Today Microsoft’s circle of dominance is breaking down. Windows still has desktop dominance, but the importance of the desktop is less, thanks to mobile devices which mostly do not run Windows, and a move away from desktop applications towards web applications that do not care which operating system you use. Active Directory is still important, but cloud computing giants like Google and Amazon are encroaching on that space.

“Only on Windows Server” has become a liability rather than the key to keeping customers locked to Microsoft’s platform.

You can see this in the company’s development strategy, which is migrating towards a cross-platform implementation of .NET as well as embracing iOS and Android via the recently announced Xamarin acquisition. You can also see it in the Azure cloud platform, and Microsoft’s partnership with Red Hat for Linux on Azure. The company is happy to take your money whatever operating system you choose.

It is early days though, and Microsoft is still a Windows-centric company. SQL Server on Linux, expected sometime next year, will probably not be feature-complete compared to SQL Server on Windows – I am guessing, but things like .NET Stored Procedures may be tricky to get right, as well as features like in-memory databases that are tightly integrated with the operating system.

It is worth noting that cross-platform is actually a burden as well as a strength and may involve compromises.

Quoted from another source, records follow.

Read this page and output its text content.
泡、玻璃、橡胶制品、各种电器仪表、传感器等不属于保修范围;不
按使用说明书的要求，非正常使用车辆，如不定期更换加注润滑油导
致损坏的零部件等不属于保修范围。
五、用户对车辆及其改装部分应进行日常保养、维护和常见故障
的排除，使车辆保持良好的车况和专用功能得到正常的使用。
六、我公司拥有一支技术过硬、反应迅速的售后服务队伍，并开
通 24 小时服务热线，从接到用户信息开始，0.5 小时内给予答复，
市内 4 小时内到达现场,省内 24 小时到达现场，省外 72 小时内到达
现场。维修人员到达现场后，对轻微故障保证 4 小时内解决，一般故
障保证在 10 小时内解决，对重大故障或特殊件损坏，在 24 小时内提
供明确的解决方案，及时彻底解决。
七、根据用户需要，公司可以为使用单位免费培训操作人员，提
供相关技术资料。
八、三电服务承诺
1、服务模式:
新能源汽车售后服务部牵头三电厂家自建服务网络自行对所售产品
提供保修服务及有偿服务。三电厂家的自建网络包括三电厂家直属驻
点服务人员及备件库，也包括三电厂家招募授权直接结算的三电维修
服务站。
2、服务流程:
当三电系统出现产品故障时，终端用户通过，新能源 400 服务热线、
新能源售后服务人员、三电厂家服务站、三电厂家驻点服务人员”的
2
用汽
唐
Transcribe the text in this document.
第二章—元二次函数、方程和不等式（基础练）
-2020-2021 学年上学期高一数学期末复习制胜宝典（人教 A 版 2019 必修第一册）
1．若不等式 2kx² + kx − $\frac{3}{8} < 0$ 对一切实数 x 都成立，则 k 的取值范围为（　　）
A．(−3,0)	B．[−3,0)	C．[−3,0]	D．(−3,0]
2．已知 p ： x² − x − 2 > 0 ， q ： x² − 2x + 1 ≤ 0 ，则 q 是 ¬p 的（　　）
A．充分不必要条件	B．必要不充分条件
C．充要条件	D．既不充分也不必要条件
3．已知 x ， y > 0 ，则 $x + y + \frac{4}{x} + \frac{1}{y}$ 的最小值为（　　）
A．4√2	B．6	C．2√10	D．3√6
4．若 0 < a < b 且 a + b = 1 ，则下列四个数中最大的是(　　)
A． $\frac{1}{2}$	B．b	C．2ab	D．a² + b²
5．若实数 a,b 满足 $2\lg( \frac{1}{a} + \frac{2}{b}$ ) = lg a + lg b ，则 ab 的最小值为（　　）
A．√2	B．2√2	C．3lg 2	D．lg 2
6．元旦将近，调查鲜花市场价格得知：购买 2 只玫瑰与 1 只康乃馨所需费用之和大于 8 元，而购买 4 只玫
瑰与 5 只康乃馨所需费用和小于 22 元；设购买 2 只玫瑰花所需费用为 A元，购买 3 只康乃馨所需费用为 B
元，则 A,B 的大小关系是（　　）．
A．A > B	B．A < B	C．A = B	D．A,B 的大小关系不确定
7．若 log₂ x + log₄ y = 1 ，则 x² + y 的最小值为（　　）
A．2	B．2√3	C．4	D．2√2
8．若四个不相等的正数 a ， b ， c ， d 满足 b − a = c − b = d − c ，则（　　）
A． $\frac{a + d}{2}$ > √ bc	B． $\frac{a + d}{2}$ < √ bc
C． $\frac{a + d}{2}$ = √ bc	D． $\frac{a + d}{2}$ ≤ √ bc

It will be fascinating to see how performance compares on equivalent hardware.

Microsoft is now betting than opening up new markets for SQL Server is more important than keeping customers hooked on Windows Server – especially as that last strategy is failing in the cloud computing era.

Finally, there is the question I posed in the title of this post. How does moving key server applications to Linux impact the appeal of Windows Server? After all, Linux licenses are generally cheaper than Windows Server and in some cases free. The answer is that it is one less reason to buy Windows Server, presuming SQL Server works properly on Linux.

You can see this as a process of commoditizing the operating system so that in time expensive server operating system licenses are a thing of the past. This is probably not a good trend for Microsoft. It can still prosper though if you rent your virtual infrastructure from the company and use its cloud services, like Azure and Office 365.

Another way of looking at this is that there is more pressure on Windows Server architect Jeffrey Snover and his team to make Windows Server better than Linux, so that you want to run it because of its merits, not because it is the only way to run SQL Server or Exchange.